Elle avait quitté son air abandonné, elle avait décidé d’être sage. Elle ne pouvait cependant emprisonner le regret au fond de ses iris. « Tu crois qu’un jour il y aura un temps pour nous ? ». Il l’étreignait vivement, c’était un couloir défraichi où les élèves refluaient, la pause n’était pas encore achevée, elle s’abandonnait contre lui, entendre son cœur battre à défaut de les posséder. Ils se séparaient, faible lueur de printemps (encore en demi-teinte). Elle effleurait la poitrine d’Andréas du bout des doigts en lui disant « garde une place pour moi » voix rêveuse ses traits étaient fermes, résignés.
Elle tournait les talons mais il saisissait sa main entre les siennes, avec fougue. Elle se retournait (triste ? étonnée ? pleine d’espoir ?). Sans se concerter, ils firent quelques pas pour se retirer du monde.
Ils se jaugeaient, Andréas tenait toujours la main de la jeune femme.

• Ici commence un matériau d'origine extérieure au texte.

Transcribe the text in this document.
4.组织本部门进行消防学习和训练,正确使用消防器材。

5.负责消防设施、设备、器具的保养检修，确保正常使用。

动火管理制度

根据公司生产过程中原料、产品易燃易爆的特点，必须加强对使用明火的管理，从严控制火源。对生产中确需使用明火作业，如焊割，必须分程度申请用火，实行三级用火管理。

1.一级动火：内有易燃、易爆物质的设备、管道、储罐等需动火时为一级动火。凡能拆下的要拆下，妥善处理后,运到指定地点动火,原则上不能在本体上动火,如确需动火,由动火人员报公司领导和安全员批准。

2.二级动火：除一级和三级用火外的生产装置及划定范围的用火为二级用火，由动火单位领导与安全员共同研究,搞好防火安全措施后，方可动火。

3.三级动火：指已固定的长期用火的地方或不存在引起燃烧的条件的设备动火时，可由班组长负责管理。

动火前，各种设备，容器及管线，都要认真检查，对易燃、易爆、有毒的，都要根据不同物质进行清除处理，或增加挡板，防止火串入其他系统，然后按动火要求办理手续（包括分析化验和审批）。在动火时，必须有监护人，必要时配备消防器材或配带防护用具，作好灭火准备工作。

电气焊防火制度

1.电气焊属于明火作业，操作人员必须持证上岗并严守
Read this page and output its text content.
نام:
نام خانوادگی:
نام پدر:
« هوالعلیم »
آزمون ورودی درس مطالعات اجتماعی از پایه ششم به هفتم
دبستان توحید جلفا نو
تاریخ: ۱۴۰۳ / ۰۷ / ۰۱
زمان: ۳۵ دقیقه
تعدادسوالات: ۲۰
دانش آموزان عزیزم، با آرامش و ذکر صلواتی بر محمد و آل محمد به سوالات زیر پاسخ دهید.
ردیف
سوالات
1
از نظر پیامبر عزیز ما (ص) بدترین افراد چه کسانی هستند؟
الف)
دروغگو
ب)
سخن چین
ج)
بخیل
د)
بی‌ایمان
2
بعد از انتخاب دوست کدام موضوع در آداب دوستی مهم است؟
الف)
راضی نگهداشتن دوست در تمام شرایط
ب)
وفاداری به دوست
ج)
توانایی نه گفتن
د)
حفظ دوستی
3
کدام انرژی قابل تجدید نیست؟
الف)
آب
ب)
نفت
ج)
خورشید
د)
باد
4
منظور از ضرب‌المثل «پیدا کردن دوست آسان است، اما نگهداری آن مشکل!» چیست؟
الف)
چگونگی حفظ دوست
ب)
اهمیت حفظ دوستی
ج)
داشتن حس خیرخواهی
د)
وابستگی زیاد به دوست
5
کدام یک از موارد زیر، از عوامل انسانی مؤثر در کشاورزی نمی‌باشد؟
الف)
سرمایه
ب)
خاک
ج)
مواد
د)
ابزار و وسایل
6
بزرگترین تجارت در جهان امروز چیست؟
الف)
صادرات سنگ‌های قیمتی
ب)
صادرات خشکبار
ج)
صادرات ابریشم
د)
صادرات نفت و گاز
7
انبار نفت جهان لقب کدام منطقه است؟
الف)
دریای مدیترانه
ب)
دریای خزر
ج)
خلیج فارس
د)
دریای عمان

Elle voulait s’avancer et palper ses courbes et ses arrêtes à travers la chemise de zéphyr, elle voulait le posséder un peu. Elle voulait deviner sa peau, comme on examine un cadeau encore prisonnier de l’emballage. Elle voulait savoir de quoi il était fait, comment il était bâti, le découvrir lentement.
il se tenait devant elle, il rayonnait d’une lueur vacillante, elle craignait que les accidents ne les séparent, sans doute à force de la manquer il allait l’oublier. Toutes ces contraintes qu’on s’impose. Elle rêvait d’eux mais elle n’était pas de nature à renoncer, pas à moins d’être acculée, pour lui elle se sentait au-delà des règles mais au fond elle savait qu’il ne méritait pas le second rôle, elle savait qu’elle ne pourrait être double. Mais elle rêvait, elle rêvait de lui.
Elle aimait croire qu’ils se comprenaient à demi-mots mais il restait une énigme.
Lentement, elle tombait –elle l’avait bien cherché, elle s’enfonçait dans le sommeil.
Elle rêvait de lui presque toutes les nuits.